Let $f$a addictive continuous function such that $f:\mathbb{R}\rightarrow\mathbb{R}$.
(a) Note that $f$ is linear in $\mathbb{Q}$:
(i) if $q\in \mathbb{Z}$, $f(q)=f(\sum_{i=1}^{q} (1^i))$, for the additivity of $f$, $$ f(q)=\sum_{i=1}^{q} f(1^i)=q f(1)=q k $$ for some $k\in\mathbb{R}$. So $f$ is linar in $\mathbb{Z}$
(ii) if $q\in \mathbb{Q}\backslash\mathbb{Z}$, $q=\frac{a}{b}$ where $b\neq0$ and $a,b\in \mathbb{Z}$. Note that $f(1)=f\left(\sum_{i=1}^b 1^i/b\right)$, for the additivity of $f$, $$ f(1)=\sum_{i=1}^nf( 1^i/n)=nf(1/n)\Rightarrow \frac{1}{b}f(1)=f(1/b)\Rightarrow f(1/b)=k/b $$ for some $k\in\mathbb{R}$. So $f$ is linear in $\mathbb{Q}$
(b) Let $x\in \mathbb{R}\backslash\mathbb{Q}$ and $\varepsilon>0$
By the continuity of $f$, there is $\delta>0$ such that $|x-y|<\delta \Rightarrow |f(x)-f(y)|<\varepsilon$.
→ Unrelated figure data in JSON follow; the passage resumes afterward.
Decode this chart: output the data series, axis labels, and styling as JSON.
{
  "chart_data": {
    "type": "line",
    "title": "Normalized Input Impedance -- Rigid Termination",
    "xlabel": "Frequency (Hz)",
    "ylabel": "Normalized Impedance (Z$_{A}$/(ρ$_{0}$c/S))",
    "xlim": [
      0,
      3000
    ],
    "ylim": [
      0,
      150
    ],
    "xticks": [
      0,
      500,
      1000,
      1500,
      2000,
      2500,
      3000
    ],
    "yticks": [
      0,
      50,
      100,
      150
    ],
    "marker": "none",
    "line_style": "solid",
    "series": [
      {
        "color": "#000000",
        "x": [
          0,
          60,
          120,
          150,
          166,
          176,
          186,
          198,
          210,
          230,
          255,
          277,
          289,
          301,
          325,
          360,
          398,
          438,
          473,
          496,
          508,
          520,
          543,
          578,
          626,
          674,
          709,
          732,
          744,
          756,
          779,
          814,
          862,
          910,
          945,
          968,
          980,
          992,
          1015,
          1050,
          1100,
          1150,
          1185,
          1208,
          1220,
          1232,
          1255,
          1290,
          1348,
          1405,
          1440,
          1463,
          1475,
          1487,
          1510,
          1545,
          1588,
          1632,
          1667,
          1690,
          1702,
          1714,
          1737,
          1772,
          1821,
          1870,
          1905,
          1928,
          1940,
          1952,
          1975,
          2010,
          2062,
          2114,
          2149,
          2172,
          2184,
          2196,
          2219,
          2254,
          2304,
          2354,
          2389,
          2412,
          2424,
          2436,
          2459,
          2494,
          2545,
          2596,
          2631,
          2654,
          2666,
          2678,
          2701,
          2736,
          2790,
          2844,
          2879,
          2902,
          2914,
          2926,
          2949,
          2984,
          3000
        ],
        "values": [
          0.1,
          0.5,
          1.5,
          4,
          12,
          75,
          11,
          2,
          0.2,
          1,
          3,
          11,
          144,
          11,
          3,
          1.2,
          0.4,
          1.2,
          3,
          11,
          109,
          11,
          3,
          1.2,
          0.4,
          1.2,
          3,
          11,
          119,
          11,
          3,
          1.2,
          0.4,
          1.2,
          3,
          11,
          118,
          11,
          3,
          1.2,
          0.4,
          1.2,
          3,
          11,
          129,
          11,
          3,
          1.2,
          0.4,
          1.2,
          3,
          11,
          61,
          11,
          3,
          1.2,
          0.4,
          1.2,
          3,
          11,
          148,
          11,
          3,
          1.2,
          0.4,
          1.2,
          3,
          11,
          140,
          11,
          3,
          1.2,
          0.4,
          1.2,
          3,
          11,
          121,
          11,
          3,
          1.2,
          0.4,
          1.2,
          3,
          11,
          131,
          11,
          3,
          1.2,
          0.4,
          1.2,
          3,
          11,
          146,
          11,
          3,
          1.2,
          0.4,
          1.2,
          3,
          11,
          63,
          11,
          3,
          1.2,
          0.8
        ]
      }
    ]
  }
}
For the density of $\mathbb{Q}$ in $\mathbb{R}$, there is $j$ in $(x,y)$, such that $|x-j|<\varepsilon$. $$ |f(x)-xf(1)|\leq |f(x) - f(j)| +|f(j) -xf(1)| \leq \varepsilon+|jf(1) -xf(1)| <\varepsilon(1+f(1)) $$ as $\varepsilon$ is an arbitrary positive, we have $f(x)=kx$ for any real numbers, that is it $f$ is linear.